No offense but that's why he's an economist, not a biomedical scientist. What he's missing is the implication of every false positive or negative result, which inevitably leads to wrong patient management and makes things worse. A healthy individual with a false positive result may be treated with real patients and contracted the virus unnecessarily; an asymptomatic carrier may regard a false negative result as a safe pass and spread the virus everywhere. Just to name a few.

From a scientific point of view, it's always better to do nothing than to use a kit with poor sensitivity and specificity. That's why sensitivity and specificity have always been important indicators to performances of diagnostic tools. Of course large-scale testing is useful in slowing down the pandemic and no one is suggesting that we shouldn't test, but the prerequisite is that the method is robust and the result is reliable.
 
No offense but that's why he's an economist, not a biomedical scientist. What he's missing is the implication of every false positive or negative result, which inevitably leads to wrong patient management and makes things worse. A healthy individual with a false positive result may be treated with real patients and contracted the virus unnecessarily; an asymptomatic carrier may regard a false negative result as a safe pass and spread the virus everywhere. Just to name a few.

From a scientific point of view, it's always better to do nothing than to use a kit with poor sensitivity and specificity. That's why sensitivity and specificity have always been important indicators to performances of diagnostic tools.
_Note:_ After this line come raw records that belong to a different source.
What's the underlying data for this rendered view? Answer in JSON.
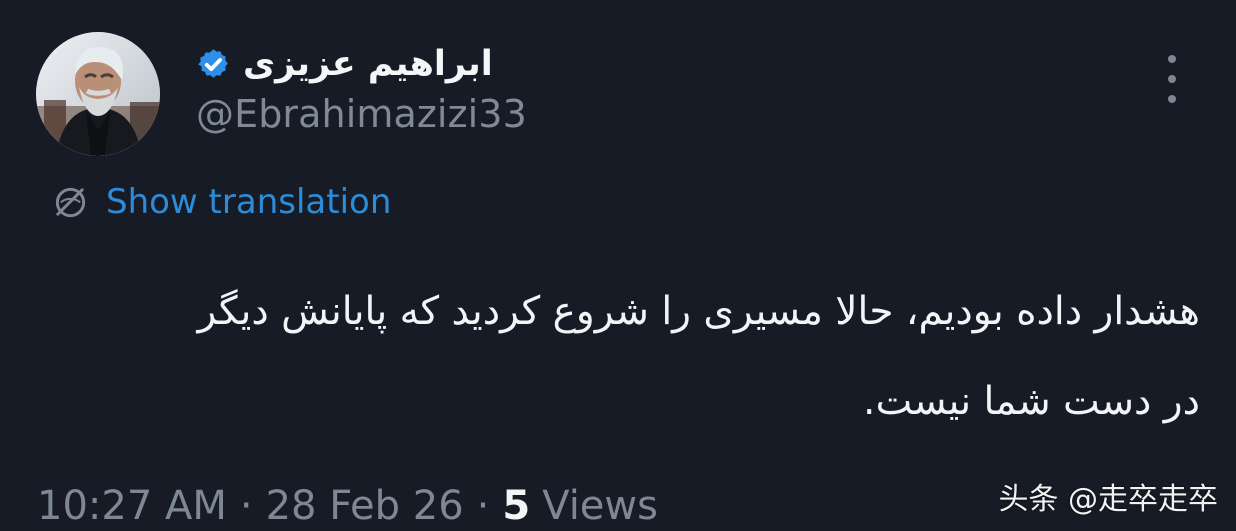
{
  "tweet": {
    "display_name": "ابراهیم عزیزی",
    "handle": "@Ebrahimazizi33",
    "verified_icon": "verified-badge-icon",
    "more_icon": "more-vertical-icon",
    "translation_icon": "translation-globe-icon",
    "translation_label": "Show translation",
    "body_lines": [
      "هشدار داده بودیم، حالا مسیری را شروع کردید که پایانش دیگر",
      "در دست شما نیست."
    ],
    "time": "10:27 AM",
    "date": "28 Feb 26",
    "views_count": "5",
    "views_label": "Views"
  },
  "watermark": {
    "text": "头条 @走卒走卒"
  },
  "colors": {
    "background": "#161b25",
    "primary_text": "#f2f5f7",
    "secondary_text": "#7e8894",
    "link_blue": "#2c8cd8",
    "verified_blue": "#2f8fe8"
  }
}
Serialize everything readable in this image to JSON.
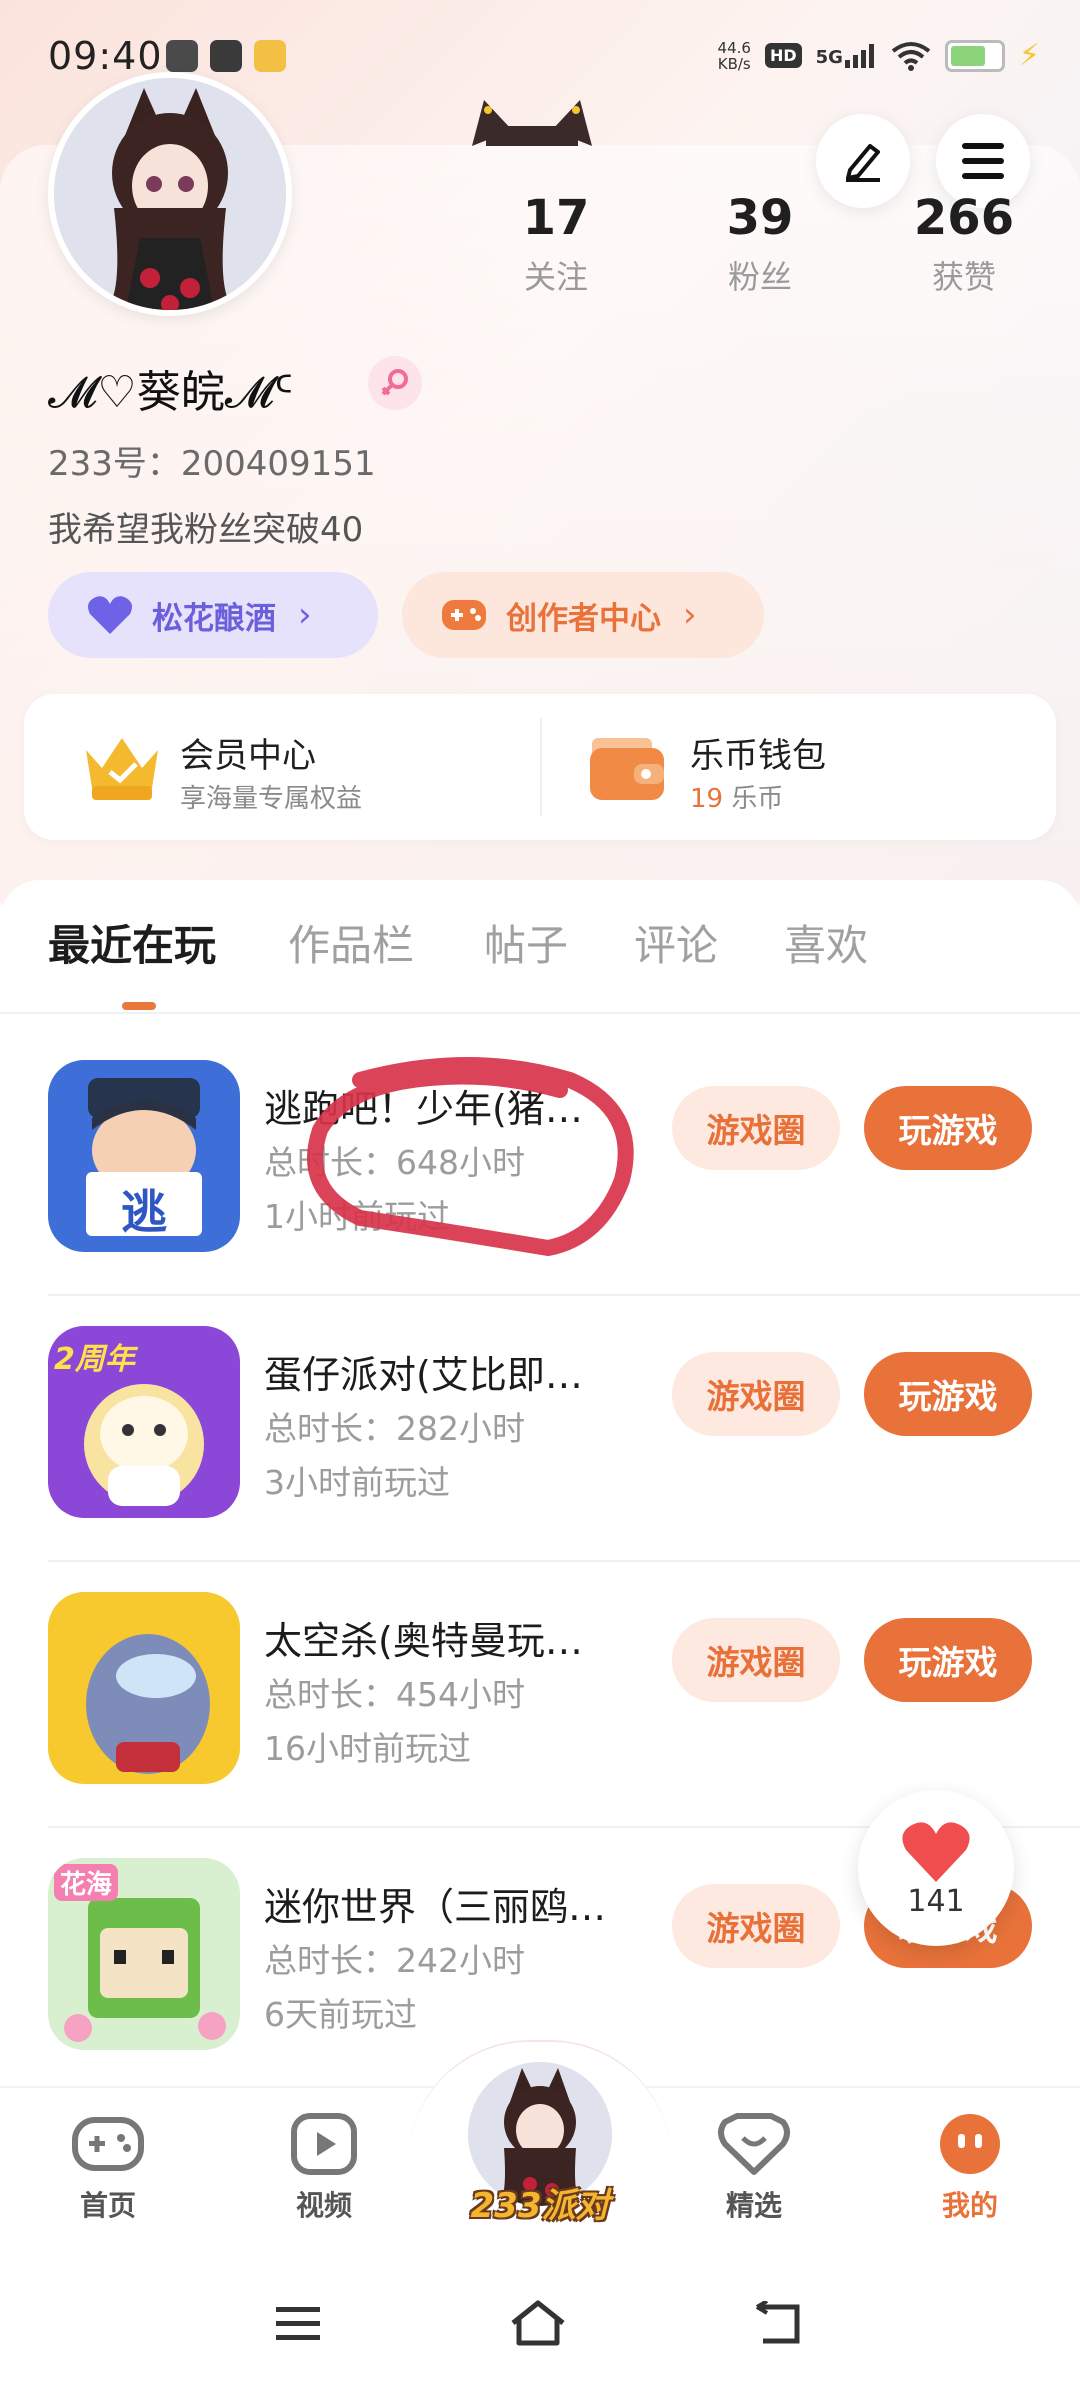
{
  "status_bar": {
    "time": "09:40",
    "net_speed_value": "44.6",
    "net_speed_unit": "KB/s",
    "hd_label": "HD",
    "network_type": "5G",
    "battery_level": 0.8
  },
  "profile": {
    "stats": [
      {
        "count": "17",
        "label": "关注"
      },
      {
        "count": "39",
        "label": "粉丝"
      },
      {
        "count": "266",
        "label": "获赞"
      }
    ],
    "nickname": "𝓜♡葵皖𝓜ᑦ",
    "uid_text": "233号：200409151",
    "bio": "我希望我粉丝突破40",
    "pills": [
      {
        "label": "松花酿酒",
        "icon": "heart-icon"
      },
      {
        "label": "创作者中心",
        "icon": "gamepad-icon"
      }
    ]
  },
  "member_card": {
    "vip_title": "会员中心",
    "vip_sub": "享海量专属权益",
    "wallet_title": "乐币钱包",
    "wallet_amount": "19",
    "wallet_unit": "乐币"
  },
  "tabs": [
    "最近在玩",
    "作品栏",
    "帖子",
    "评论",
    "喜欢"
  ],
  "active_tab": 0,
  "games": [
    {
      "name": "逃跑吧！少年(猪…",
      "duration": "总时长：648小时",
      "last_played": "1小时前玩过",
      "circle_label": "游戏圈",
      "play_label": "玩游戏",
      "icon_text": "逃"
    },
    {
      "name": "蛋仔派对(艾比即…",
      "duration": "总时长：282小时",
      "last_played": "3小时前玩过",
      "circle_label": "游戏圈",
      "play_label": "玩游戏",
      "icon_text": "2周年"
    },
    {
      "name": "太空杀(奥特曼玩…",
      "duration": "总时长：454小时",
      "last_played": "16小时前玩过",
      "circle_label": "游戏圈",
      "play_label": "玩游戏",
      "icon_text": ""
    },
    {
      "name": "迷你世界（三丽鸥…",
      "duration": "总时长：242小时",
      "last_played": "6天前玩过",
      "circle_label": "游戏圈",
      "play_label": "玩游戏",
      "icon_text": "花海"
    }
  ],
  "like_bubble": {
    "count": "141"
  },
  "bottom_nav": [
    {
      "label": "首页",
      "icon": "gamepad-icon"
    },
    {
      "label": "视频",
      "icon": "play-icon"
    },
    {
      "label": "233派对",
      "icon": "avatar"
    },
    {
      "label": "精选",
      "icon": "heart-badge-icon"
    },
    {
      "label": "我的",
      "icon": "face-icon"
    }
  ],
  "colors": {
    "accent": "#e8723a",
    "accent_light": "#fde9df",
    "purple_pill": "#e6e2fb",
    "orange_pill": "#fde7dc"
  }
}
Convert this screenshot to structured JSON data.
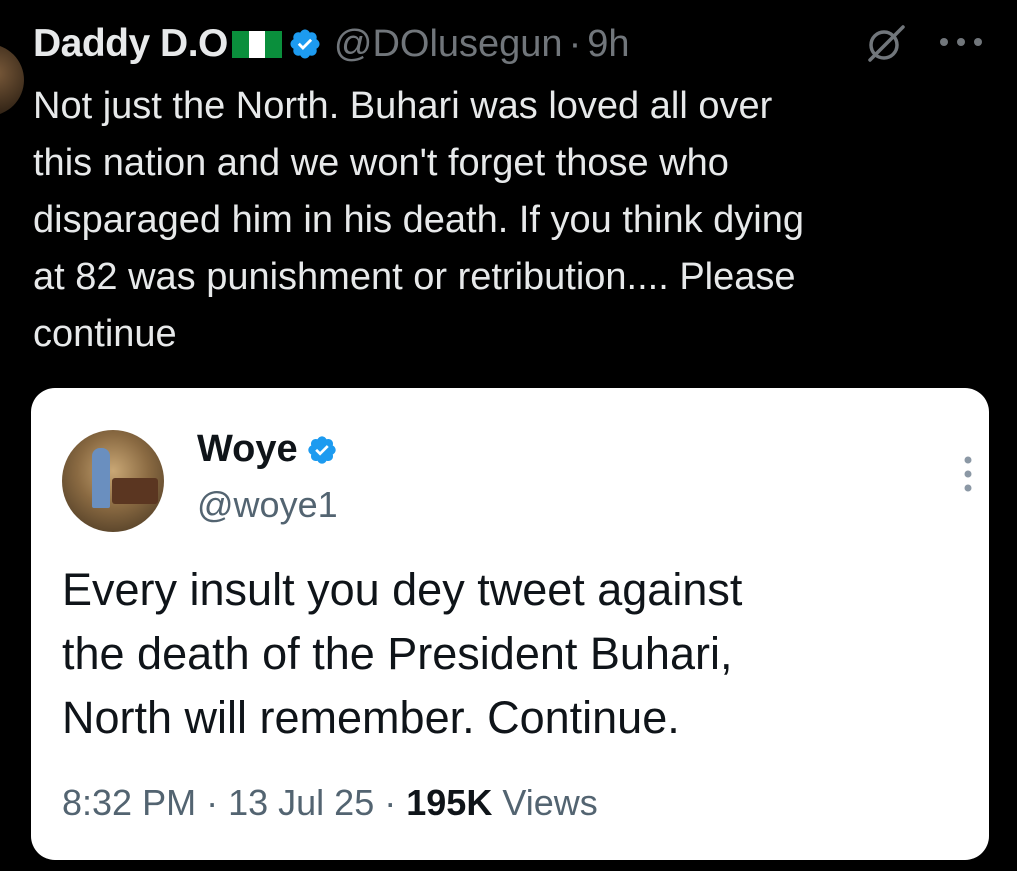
{
  "tweet": {
    "display_name": "Daddy D.O",
    "flag_icon": "nigeria-flag-icon",
    "handle": "@DOlusegun",
    "separator": "·",
    "time": "9h",
    "text": "Not just the North. Buhari was loved all over\nthis nation and we won't forget those who\ndisparaged him in his death. If you think dying\nat 82 was punishment or retribution.... Please\ncontinue",
    "icons": {
      "verified": "verified-badge-icon",
      "grok": "grok-icon",
      "more": "more-options-icon"
    }
  },
  "quoted": {
    "display_name": "Woye",
    "handle": "@woye1",
    "text": "Every insult you dey tweet against\nthe death of the President Buhari,\nNorth will remember. Continue.",
    "time": "8:32 PM",
    "date": "13 Jul 25",
    "views_count": "195K",
    "views_label": "Views",
    "separator": "·"
  },
  "colors": {
    "background": "#000000",
    "text_primary": "#e7e9ea",
    "text_secondary": "#71767b",
    "verified_blue": "#1d9bf0",
    "card_background": "#ffffff",
    "card_text": "#0f1419",
    "card_secondary": "#536471"
  }
}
Of course large-scale testing is useful in slowing down the pandemic and no one is suggesting that we shouldn't test, but the prerequisite is that the method is robust and the result is reliable.

I think the point is that these are screening tests only. Any “positive “ would need to be confirmed by a PCR.

Obviously, a false negative would be problematic but, at a population level, mass screening like this would still identify many more cases than you would without these tests. The idea being that you’re testing people who wouldn’t be tested at all otherwise, so a false negative isn’t actually that harmful. If someone was sick enough that they would be tested using conventional means then, by all means, test them conventionally. What the screening would try and pick up is cases that would otherwise fly completely beneath the radar.

The aim is to complement the very expensive and time consuming (yet highly sensitive/specific) tests we already have, rather than replace them.